For Lau, the pressures and expectations that come crashing down during Chinese New Year are frustrating because they’re completely contradictory. “Up until university, we’re expected to study hard. Dating was such a big no-no – I had to sneak my boyfriends around,” Lau recalls. “Then once we near our 30s, they worry we’re going to get old and unwanted, and all of a sudden we’re expected to be in a serious relationship that’s set for marriage.”
Lau recalls a time during her teenage years when she brought a boyfriend home for a family dinner. “My aunt interrogated him about his job and education in front of 10 other family members, and eventually, he spilled his Coke on himself because he was so nervous. The news about my new ‘friend’ travelled to my parents in Hong Kong, and I got an angry phone call from my dad who told me we should break up.”

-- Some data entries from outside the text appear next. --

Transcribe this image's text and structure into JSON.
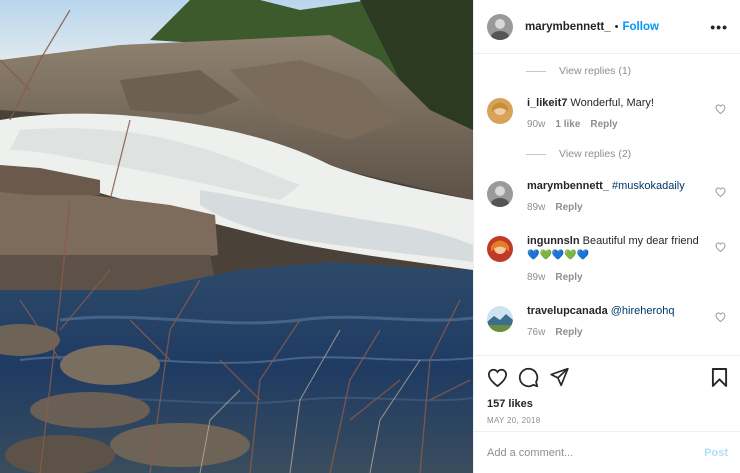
{
  "post": {
    "photo_description": "waterfall-photo",
    "author": "marymbennett_",
    "follow_label": "Follow",
    "separator": "•",
    "more_label": "•••"
  },
  "comments": [
    {
      "type": "replies",
      "label": "View replies (1)"
    },
    {
      "type": "comment",
      "user": "i_likeit7",
      "text": "Wonderful, Mary!",
      "mention": "",
      "time": "90w",
      "likes": "1 like",
      "reply": "Reply",
      "avatar_color": "#d9a25a"
    },
    {
      "type": "replies",
      "label": "View replies (2)"
    },
    {
      "type": "comment",
      "user": "marymbennett_",
      "text": "",
      "mention": "#muskokadaily",
      "time": "89w",
      "likes": "",
      "reply": "Reply",
      "avatar_color": "#777"
    },
    {
      "type": "comment",
      "user": "ingunnsln",
      "text": "Beautiful my dear friend",
      "mention": "",
      "emoji": "💙💚💙💚💙",
      "time": "89w",
      "likes": "",
      "reply": "Reply",
      "avatar_color": "#c0392b"
    },
    {
      "type": "comment",
      "user": "travelupcanada",
      "text": "",
      "mention": "@hireherohq",
      "time": "76w",
      "likes": "",
      "reply": "Reply",
      "avatar_color": "#3b6e8f"
    }
  ],
  "actions": {
    "likes": "157 likes",
    "date": "MAY 20, 2018"
  },
  "add_comment": {
    "placeholder": "Add a comment...",
    "post_label": "Post"
  },
  "colors": {
    "link": "#0095f6",
    "mention": "#00376b",
    "muted": "#8e8e8e",
    "post_disabled": "#b2dffc"
  }
}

And it’s not just women who suffer. “Relatives continuously bark questions about your relationships, career and children,” says Tim Cheng, a 35-year-old single IT professional in Hong Kong. “Some of my friends loathe it so much that they just skip the whole family-visiting ritual.”
The flip side of this intense interest is the abundance of help that gets foisted upon you at Chinese New Year. “I have to say the positive side of it is that I have so much support,” Li says. “Yes there’s a lot of paranoia and trying to micromanage what you’re doing, but it’s all about making sure you are safe and healthy.”
And for the single people out there, Lau has a tip. “I get through dinners by not saying much and letting them talk as much as they like. They soon give up. Plus, I have an older cousin in her 40s everyone is much more worried about!”